Submitted to: Soil Science Society of America Journal
Publication Type: Peer Reviewed Journal
Publication Acceptance Date: March 23, 2008
Publication Date: July 1, 2008
Citation: Lamorski, K., Pachepsky, Y.A., Slawinski, C., Walczak, R. 2008. Using support vector machines to develop pedotransfer functions for water retention of soils in Poland. Soil Science Society of America Journal. 72:1243-1247.
Interpretive Summary: For large scale projects, the ability of soils to retain and to transmit water is often estimated rather than measured. The estimation uses soil survey data as the input and the soil water retention and hydraulic conductivity as the output. Currently, the estimation procedures relate the inputs and outputs using the artificial intelligence, or machine learning. Artificial neural networks (ANNs) that crudely mimic the brain functioning are the tools of choice. Although preferable to statistical regression techniques, ANNs have an important disadvantage - there is no guarantee that the ANN does the best estimation. Recently a different, more rigorous estimation method called support vector machines (SVM) has been introduced and is gaining popularity is due to the belief that it produces the best estimates. We compared SVM and ANN estimators obtained on the national database called Soil Profiles Bank of Polish Mineral Soils. ANN gave the same accuracy as SVM. This allows one to suggest that existing ANN-based hydraulic property estimators provide the best estimations, although this hypothesis needs further testing.

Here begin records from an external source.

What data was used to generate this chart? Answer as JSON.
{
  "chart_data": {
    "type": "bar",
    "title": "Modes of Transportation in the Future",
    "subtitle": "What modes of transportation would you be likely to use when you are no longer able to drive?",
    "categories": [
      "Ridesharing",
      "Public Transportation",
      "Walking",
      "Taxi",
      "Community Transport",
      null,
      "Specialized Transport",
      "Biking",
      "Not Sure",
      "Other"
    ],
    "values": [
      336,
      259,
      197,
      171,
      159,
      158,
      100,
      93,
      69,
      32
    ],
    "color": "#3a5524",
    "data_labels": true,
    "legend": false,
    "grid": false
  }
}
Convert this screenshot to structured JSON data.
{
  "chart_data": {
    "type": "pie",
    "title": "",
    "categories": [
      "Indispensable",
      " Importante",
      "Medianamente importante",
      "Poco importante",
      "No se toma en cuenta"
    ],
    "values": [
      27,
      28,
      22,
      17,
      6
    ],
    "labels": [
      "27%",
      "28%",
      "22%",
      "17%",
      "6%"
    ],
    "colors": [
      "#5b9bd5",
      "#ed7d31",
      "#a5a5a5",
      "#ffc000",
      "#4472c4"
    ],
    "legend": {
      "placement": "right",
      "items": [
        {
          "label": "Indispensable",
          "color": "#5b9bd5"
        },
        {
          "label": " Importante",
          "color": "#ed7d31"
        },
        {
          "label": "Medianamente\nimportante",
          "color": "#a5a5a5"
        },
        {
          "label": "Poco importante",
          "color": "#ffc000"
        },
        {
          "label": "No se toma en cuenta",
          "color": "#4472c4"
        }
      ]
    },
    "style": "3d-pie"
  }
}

Pedotransfer functions (PTF), which estimate soil hydraulic parameters from better known soil properties, are the important data source for hydrologic modeling. Recently artificial neural networks (ANNs) became the tool of choice in PTF development. Training of ANN can be viewed as finding the minimum of the mean-squared error as dependent on the neuron weights. None of training algorithms can guarantee that the global rather the local minimum will be found. Recent developments in machine learning methods include the growing research and application of the alternative data driven method called Support Vector Machines (SVMs). SVMs have gained popularity in many traditionally ANNs dominated fields. Using the SVM eliminates the local minimum issue - the minimum found is always the global one. The objective of this work was to see whether using the SVM to develop PTFs may have some advantages compared with the ANN. We have used the Soil Profiles Bank of Polish Mineral Soils that includes hydraulic properties for about 1000 soil samples taken from 290 soil profiles. This database was repeatedly randomly split into training and testing datasets, and both SVMs and ANNs were trained and tested for each split with bulk density, sand and clay as input variables, and water contents at 11 soil water potentials as the output variables. The PTF performance was evaluated by using the test datasets to compute the determination coefficient, the root-mean-squared error, and slope and intercept of the linear regression “simulated vs. measured water contents.” There was no statistically significant difference (P<0.05) between the average ANN and SVM determination coefficient and the root-mean-squared error for most of the 11 matric potential measurement levels. The SVM performed slightly better where the significant difference was found but this difference should not be important for many practical purposes. Overall, the ANN did not demonstrate the tendency to generate worse predictions after being stuck in local minima for the database of this work.